SiFive unveils XM Series to accelerate high performance AI workloads

1 min read

SiFive has announced the SiFive Intelligence XM Series designed for accelerating high performance AI workloads.

Credit: StellarK - adobe.stock.com

This is the first IP from SiFive to include a highly scalable AI matrix engine, which accelerates time to market for companies building system on chip solutions for edge IoT, consumer devices, next generation electric and/or autonomous vehicles, and data centres.

As part of SiFive’s commitment to supporting its customers and the broader RISC-V ecosystem, SiFive has also announced its intention to open source a reference implementation of its SiFive Kernel Library (SKL).
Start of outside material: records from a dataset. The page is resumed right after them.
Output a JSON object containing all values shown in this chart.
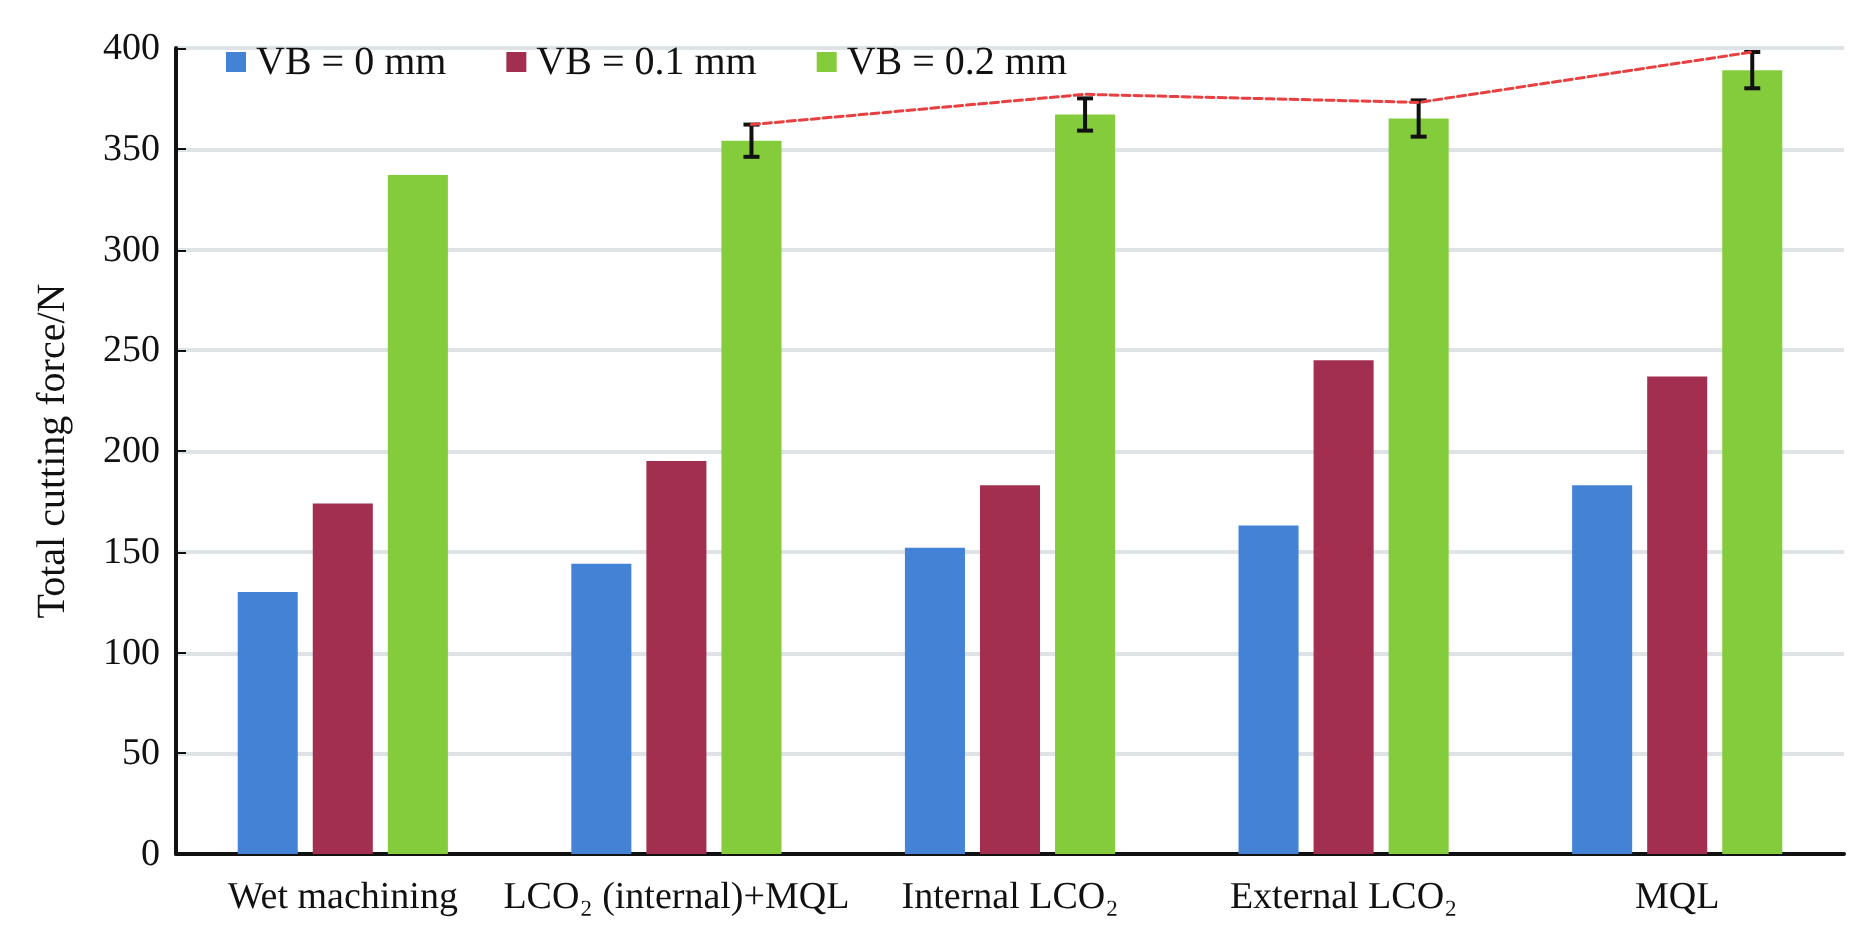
{
  "chart_data": {
    "type": "bar",
    "ylabel": "Total cutting force/N",
    "categories": [
      "Wet machining",
      "LCO₂ (internal)+MQL",
      "Internal LCO₂",
      "External LCO₂",
      "MQL"
    ],
    "series": [
      {
        "name": "VB = 0 mm",
        "color": "#4482d6",
        "values": [
          130,
          144,
          152,
          163,
          183
        ]
      },
      {
        "name": "VB = 0.1 mm",
        "color": "#a32f50",
        "values": [
          174,
          195,
          183,
          245,
          237
        ]
      },
      {
        "name": "VB = 0.2 mm",
        "color": "#84cc3c",
        "values": [
          337,
          354,
          367,
          365,
          389
        ],
        "errors": [
          null,
          8,
          8,
          9,
          9
        ]
      },
      {
        "type": "line",
        "color": "#e84040",
        "line_style": "dashed",
        "marker": "none",
        "x": [
          "LCO₂ (internal)+MQL",
          "Internal LCO₂",
          "External LCO₂",
          "MQL"
        ],
        "values": [
          362,
          377,
          373,
          398
        ]
      }
    ],
    "ylim": [
      0,
      400
    ],
    "yticks": [
      0,
      50,
      100,
      150,
      200,
      250,
      300,
      350,
      400
    ],
    "grid": "y",
    "legend": "top"
  }
}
SiFive’s new XM Series offers a scalable and efficient AI compute engine and by integrating scalar, vector, and matrix engines, customers will be able to take advantage of very efficient memory bandwidth. The XM Series also continues SiFive’s legacy of offering extremely high performance per watt for compute-intensive applications.

“Many companies are seeing the benefits of an open processor standard while they race to keep up with the rapid pace of change with AI. AI plays to SiFive’s strengths with performance per watt and our unique ability to help customers customise their solutions,” said Patrick Little, CEO of SiFive. “We’re already supplying our RISC-V solutions to five of the ‘Magnificent 7’ companies, and as companies pivot to a ‘software first’ design strategy we are working on new AI solutions with a wide variety of companies from automotive to datacentre and the intelligent edge and IoT.”
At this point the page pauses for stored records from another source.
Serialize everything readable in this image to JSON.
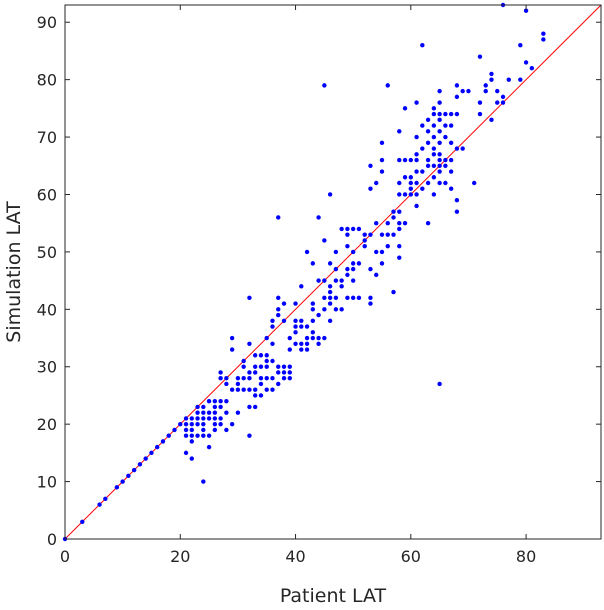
{
  "chart_data": {
    "type": "scatter",
    "title": "",
    "xlabel": "Patient LAT",
    "ylabel": "Simulation LAT",
    "xlim": [
      0,
      93
    ],
    "ylim": [
      0,
      93
    ],
    "xticks": [
      0,
      20,
      40,
      60,
      80
    ],
    "yticks": [
      0,
      10,
      20,
      30,
      40,
      50,
      60,
      70,
      80,
      90
    ],
    "grid": false,
    "legend": "none",
    "colors": {
      "points": "#0000ff",
      "reference_line": "#ff0000",
      "axes": "#262626"
    },
    "reference_line": {
      "from": [
        0,
        0
      ],
      "to": [
        93,
        93
      ]
    },
    "series": [
      {
        "points": [
          [
            0,
            0
          ],
          [
            3,
            3
          ],
          [
            6,
            6
          ],
          [
            7,
            7
          ],
          [
            9,
            9
          ],
          [
            10,
            10
          ],
          [
            11,
            11
          ],
          [
            12,
            12
          ],
          [
            13,
            13
          ],
          [
            14,
            14
          ],
          [
            15,
            15
          ],
          [
            16,
            16
          ],
          [
            17,
            17
          ],
          [
            18,
            18
          ],
          [
            19,
            19
          ],
          [
            20,
            20
          ],
          [
            21,
            21
          ],
          [
            21,
            15
          ],
          [
            21,
            18
          ],
          [
            21,
            19
          ],
          [
            21,
            20
          ],
          [
            22,
            14
          ],
          [
            22,
            17
          ],
          [
            22,
            18
          ],
          [
            22,
            19
          ],
          [
            22,
            20
          ],
          [
            22,
            21
          ],
          [
            23,
            18
          ],
          [
            23,
            20
          ],
          [
            23,
            21
          ],
          [
            23,
            22
          ],
          [
            23,
            23
          ],
          [
            24,
            10
          ],
          [
            24,
            18
          ],
          [
            24,
            19
          ],
          [
            24,
            20
          ],
          [
            24,
            21
          ],
          [
            24,
            22
          ],
          [
            24,
            23
          ],
          [
            25,
            16
          ],
          [
            25,
            18
          ],
          [
            25,
            21
          ],
          [
            25,
            22
          ],
          [
            25,
            24
          ],
          [
            26,
            19
          ],
          [
            26,
            20
          ],
          [
            26,
            21
          ],
          [
            26,
            22
          ],
          [
            26,
            23
          ],
          [
            26,
            24
          ],
          [
            27,
            20
          ],
          [
            27,
            21
          ],
          [
            27,
            23
          ],
          [
            27,
            24
          ],
          [
            27,
            28
          ],
          [
            27,
            29
          ],
          [
            28,
            19
          ],
          [
            28,
            22
          ],
          [
            28,
            24
          ],
          [
            28,
            27
          ],
          [
            28,
            28
          ],
          [
            29,
            20
          ],
          [
            29,
            26
          ],
          [
            29,
            33
          ],
          [
            29,
            35
          ],
          [
            30,
            22
          ],
          [
            30,
            26
          ],
          [
            30,
            27
          ],
          [
            30,
            28
          ],
          [
            31,
            26
          ],
          [
            31,
            28
          ],
          [
            31,
            30
          ],
          [
            31,
            31
          ],
          [
            32,
            18
          ],
          [
            32,
            23
          ],
          [
            32,
            26
          ],
          [
            32,
            28
          ],
          [
            32,
            29
          ],
          [
            32,
            34
          ],
          [
            32,
            42
          ],
          [
            33,
            23
          ],
          [
            33,
            25
          ],
          [
            33,
            26
          ],
          [
            33,
            29
          ],
          [
            33,
            30
          ],
          [
            33,
            32
          ],
          [
            34,
            25
          ],
          [
            34,
            27
          ],
          [
            34,
            28
          ],
          [
            34,
            30
          ],
          [
            34,
            32
          ],
          [
            35,
            26
          ],
          [
            35,
            28
          ],
          [
            35,
            30
          ],
          [
            35,
            31
          ],
          [
            35,
            32
          ],
          [
            35,
            35
          ],
          [
            36,
            26
          ],
          [
            36,
            28
          ],
          [
            36,
            31
          ],
          [
            36,
            34
          ],
          [
            36,
            37
          ],
          [
            36,
            38
          ],
          [
            37,
            27
          ],
          [
            37,
            29
          ],
          [
            37,
            30
          ],
          [
            37,
            39
          ],
          [
            37,
            40
          ],
          [
            37,
            42
          ],
          [
            37,
            56
          ],
          [
            38,
            28
          ],
          [
            38,
            29
          ],
          [
            38,
            30
          ],
          [
            38,
            38
          ],
          [
            38,
            41
          ],
          [
            39,
            28
          ],
          [
            39,
            29
          ],
          [
            39,
            30
          ],
          [
            39,
            33
          ],
          [
            39,
            35
          ],
          [
            40,
            34
          ],
          [
            40,
            36
          ],
          [
            40,
            37
          ],
          [
            40,
            38
          ],
          [
            40,
            41
          ],
          [
            41,
            33
          ],
          [
            41,
            34
          ],
          [
            41,
            37
          ],
          [
            41,
            38
          ],
          [
            41,
            44
          ],
          [
            42,
            33
          ],
          [
            42,
            34
          ],
          [
            42,
            35
          ],
          [
            42,
            37
          ],
          [
            42,
            50
          ],
          [
            43,
            35
          ],
          [
            43,
            36
          ],
          [
            43,
            38
          ],
          [
            43,
            40
          ],
          [
            43,
            41
          ],
          [
            43,
            48
          ],
          [
            44,
            34
          ],
          [
            44,
            35
          ],
          [
            44,
            39
          ],
          [
            44,
            45
          ],
          [
            44,
            56
          ],
          [
            45,
            35
          ],
          [
            45,
            40
          ],
          [
            45,
            42
          ],
          [
            45,
            45
          ],
          [
            45,
            52
          ],
          [
            45,
            79
          ],
          [
            46,
            38
          ],
          [
            46,
            41
          ],
          [
            46,
            42
          ],
          [
            46,
            43
          ],
          [
            46,
            44
          ],
          [
            46,
            48
          ],
          [
            46,
            60
          ],
          [
            47,
            40
          ],
          [
            47,
            42
          ],
          [
            47,
            45
          ],
          [
            47,
            47
          ],
          [
            47,
            50
          ],
          [
            48,
            40
          ],
          [
            48,
            44
          ],
          [
            48,
            45
          ],
          [
            48,
            54
          ],
          [
            49,
            42
          ],
          [
            49,
            46
          ],
          [
            49,
            47
          ],
          [
            49,
            51
          ],
          [
            49,
            53
          ],
          [
            49,
            54
          ],
          [
            50,
            42
          ],
          [
            50,
            45
          ],
          [
            50,
            47
          ],
          [
            50,
            48
          ],
          [
            50,
            50
          ],
          [
            50,
            54
          ],
          [
            51,
            42
          ],
          [
            51,
            48
          ],
          [
            51,
            54
          ],
          [
            52,
            51
          ],
          [
            52,
            52
          ],
          [
            52,
            53
          ],
          [
            53,
            41
          ],
          [
            53,
            42
          ],
          [
            53,
            47
          ],
          [
            53,
            53
          ],
          [
            53,
            61
          ],
          [
            53,
            65
          ],
          [
            54,
            46
          ],
          [
            54,
            50
          ],
          [
            54,
            55
          ],
          [
            54,
            62
          ],
          [
            55,
            48
          ],
          [
            55,
            50
          ],
          [
            55,
            53
          ],
          [
            55,
            64
          ],
          [
            55,
            66
          ],
          [
            55,
            69
          ],
          [
            56,
            51
          ],
          [
            56,
            53
          ],
          [
            56,
            55
          ],
          [
            56,
            79
          ],
          [
            57,
            43
          ],
          [
            57,
            53
          ],
          [
            57,
            56
          ],
          [
            57,
            57
          ],
          [
            58,
            49
          ],
          [
            58,
            51
          ],
          [
            58,
            54
          ],
          [
            58,
            55
          ],
          [
            58,
            57
          ],
          [
            58,
            60
          ],
          [
            58,
            62
          ],
          [
            58,
            66
          ],
          [
            58,
            71
          ],
          [
            59,
            55
          ],
          [
            59,
            60
          ],
          [
            59,
            63
          ],
          [
            59,
            66
          ],
          [
            59,
            75
          ],
          [
            60,
            60
          ],
          [
            60,
            61
          ],
          [
            60,
            62
          ],
          [
            60,
            63
          ],
          [
            60,
            66
          ],
          [
            61,
            58
          ],
          [
            61,
            60
          ],
          [
            61,
            62
          ],
          [
            61,
            64
          ],
          [
            61,
            66
          ],
          [
            61,
            67
          ],
          [
            61,
            70
          ],
          [
            61,
            76
          ],
          [
            62,
            61
          ],
          [
            62,
            64
          ],
          [
            62,
            68
          ],
          [
            62,
            72
          ],
          [
            62,
            86
          ],
          [
            63,
            55
          ],
          [
            63,
            62
          ],
          [
            63,
            65
          ],
          [
            63,
            66
          ],
          [
            63,
            69
          ],
          [
            63,
            71
          ],
          [
            63,
            73
          ],
          [
            64,
            60
          ],
          [
            64,
            63
          ],
          [
            64,
            65
          ],
          [
            64,
            67
          ],
          [
            64,
            68
          ],
          [
            64,
            70
          ],
          [
            64,
            72
          ],
          [
            64,
            74
          ],
          [
            64,
            75
          ],
          [
            65,
            27
          ],
          [
            65,
            62
          ],
          [
            65,
            64
          ],
          [
            65,
            65
          ],
          [
            65,
            66
          ],
          [
            65,
            67
          ],
          [
            65,
            69
          ],
          [
            65,
            71
          ],
          [
            65,
            73
          ],
          [
            65,
            74
          ],
          [
            65,
            76
          ],
          [
            65,
            78
          ],
          [
            66,
            62
          ],
          [
            66,
            65
          ],
          [
            66,
            66
          ],
          [
            66,
            70
          ],
          [
            66,
            72
          ],
          [
            66,
            74
          ],
          [
            67,
            61
          ],
          [
            67,
            64
          ],
          [
            67,
            66
          ],
          [
            67,
            69
          ],
          [
            67,
            72
          ],
          [
            67,
            74
          ],
          [
            68,
            57
          ],
          [
            68,
            59
          ],
          [
            68,
            68
          ],
          [
            68,
            74
          ],
          [
            68,
            77
          ],
          [
            68,
            79
          ],
          [
            69,
            68
          ],
          [
            69,
            78
          ],
          [
            70,
            78
          ],
          [
            71,
            62
          ],
          [
            72,
            74
          ],
          [
            72,
            76
          ],
          [
            72,
            84
          ],
          [
            73,
            78
          ],
          [
            73,
            79
          ],
          [
            74,
            73
          ],
          [
            74,
            80
          ],
          [
            74,
            81
          ],
          [
            75,
            76
          ],
          [
            75,
            78
          ],
          [
            76,
            76
          ],
          [
            76,
            77
          ],
          [
            76,
            93
          ],
          [
            77,
            80
          ],
          [
            79,
            80
          ],
          [
            79,
            86
          ],
          [
            80,
            83
          ],
          [
            80,
            92
          ],
          [
            81,
            82
          ],
          [
            83,
            87
          ],
          [
            83,
            88
          ]
        ]
      }
    ]
  }
}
“RISC-V was originally developed to efficiently support specialised computing engines including mixed-precision operations,” explained Krste Asanovic, SiFive Founder and Chief Architect. “This, coupled with the inclusion of efficient vector instructions and the support of specialised AI extensions, are the reasons why many of the largest datacentre companies have already adopted RISC-V AI accelerators.”

The XM Series features four X-Cores per cluster, a cluster can deliver 16 TOPS (INT8) or 8 TFLOPS (BF16) per GHz. There is 1TB/s of sustained memory bandwidth per XM Series cluster, with the clusters being able to access memory via a high bandwidth port or via a CHI port for coherent memory access.

SiFive said that it sees the creation of systems incorporating no host CPU or ones based on RISC-V, x86 or Arm.